Each of Counts One, Two, and Three turns on the claim that defendants overcharged [counsel] for copies of plaintiffs' medical records. Because the [Complaint] does not assert facts on which plaintiffs have standing to pursue such a claim, the Court dismisses these three damages claims for lack of subject matter jurisdiction.

Spiro, 2014 WL 4277608, at *5-6. (Footnotes omitted).

For those same reasons, I find that the Complaint in this action fails to establish the Plaintiffs' standing to bring this suit. There is no plausible allegation in the Complaint to establish that it was Plaintiffs - as opposed to their counsel - who requested the copies or paid the resulting bill and therefore bore the alleged injuries in this case, and without such an allegation in the Complaint, the Plaintiffs have failed to establish their standing to sue.

Plaintiffs' letter to the Court of September 2, 2014 correctly stated that the Spiro litigation was "discussed at length in HealthPort's motion to dismiss and Plaintiffs' response to HealthPort's motion." ECF No. 36. Indeed, that letter acknowledged that "[t]he only reason that the plaintiffs' claims against HealthPort were dismissed in Spiro ... was because the court concluded that the plaintiffs had not pled that they were ultimately responsible for the charges, which were paid by their attorneys, at the time such charges were incurred." Id. (emphasis in original).

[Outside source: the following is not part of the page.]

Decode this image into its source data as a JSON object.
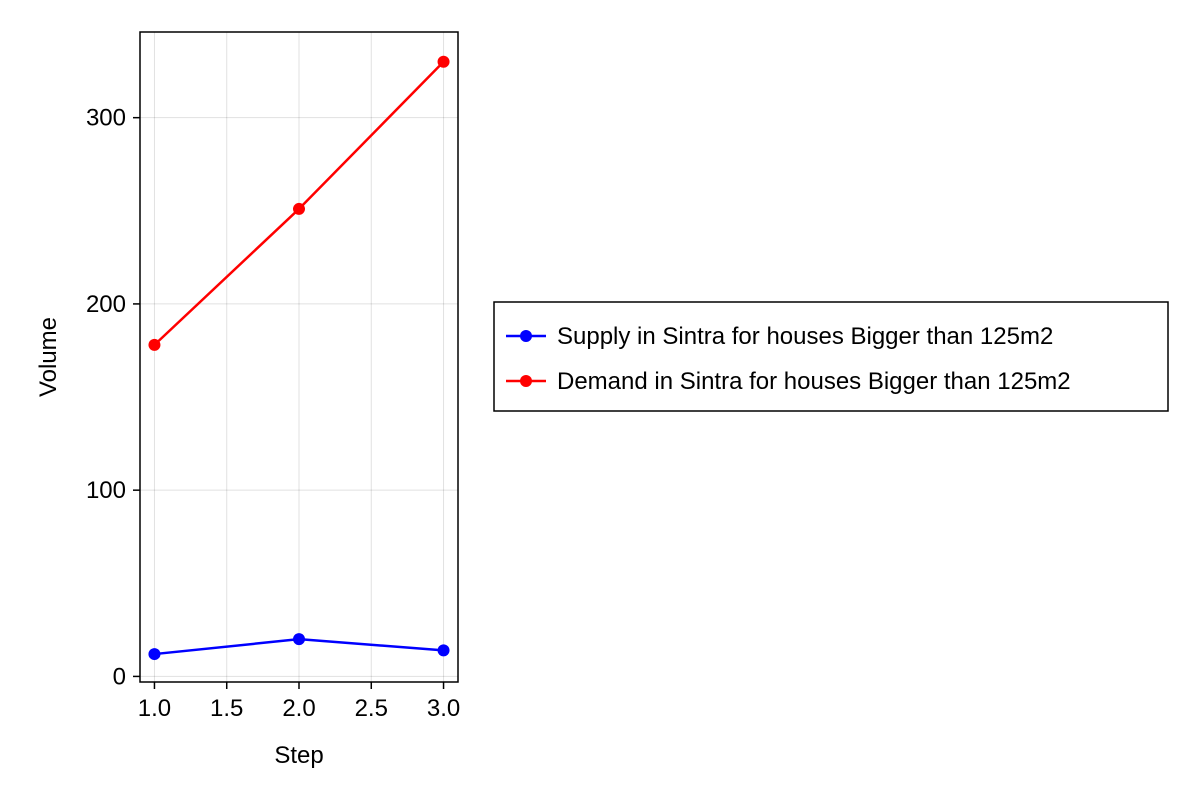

While Plaintiffs' counsel argues that Spiro was wrongly decided, they also informed this Court that "there is no reason to dismiss Plaintiffs' claims for lack of standing, and it would be a waste of time to require them to plead their claims in further detail. " Id. (emphasis added). While this Court is not required to offer counseled Plaintiffs the opportunity to amend their Complaint - indeed, it is counsel's job to determine whether to seek leave to amend or not, and to make such a request, if counsel deems it appropriate - in this case, I see even less reason to offer the Plaintiffs, sua sponte, the opportunity to amend their Complaint, since they have informed the Court in writing that doing so would "be a waste of time."


For all of the foregoing reasons, the Plaintiffs have failed to establish their standing to sue in this case, and the Defendants' Motions to Dismiss (ECF Nos. 9, 20, 21), are GRANTED. This matter is dismissed with prejudice, and the Clerk of the Court is directed to close this case.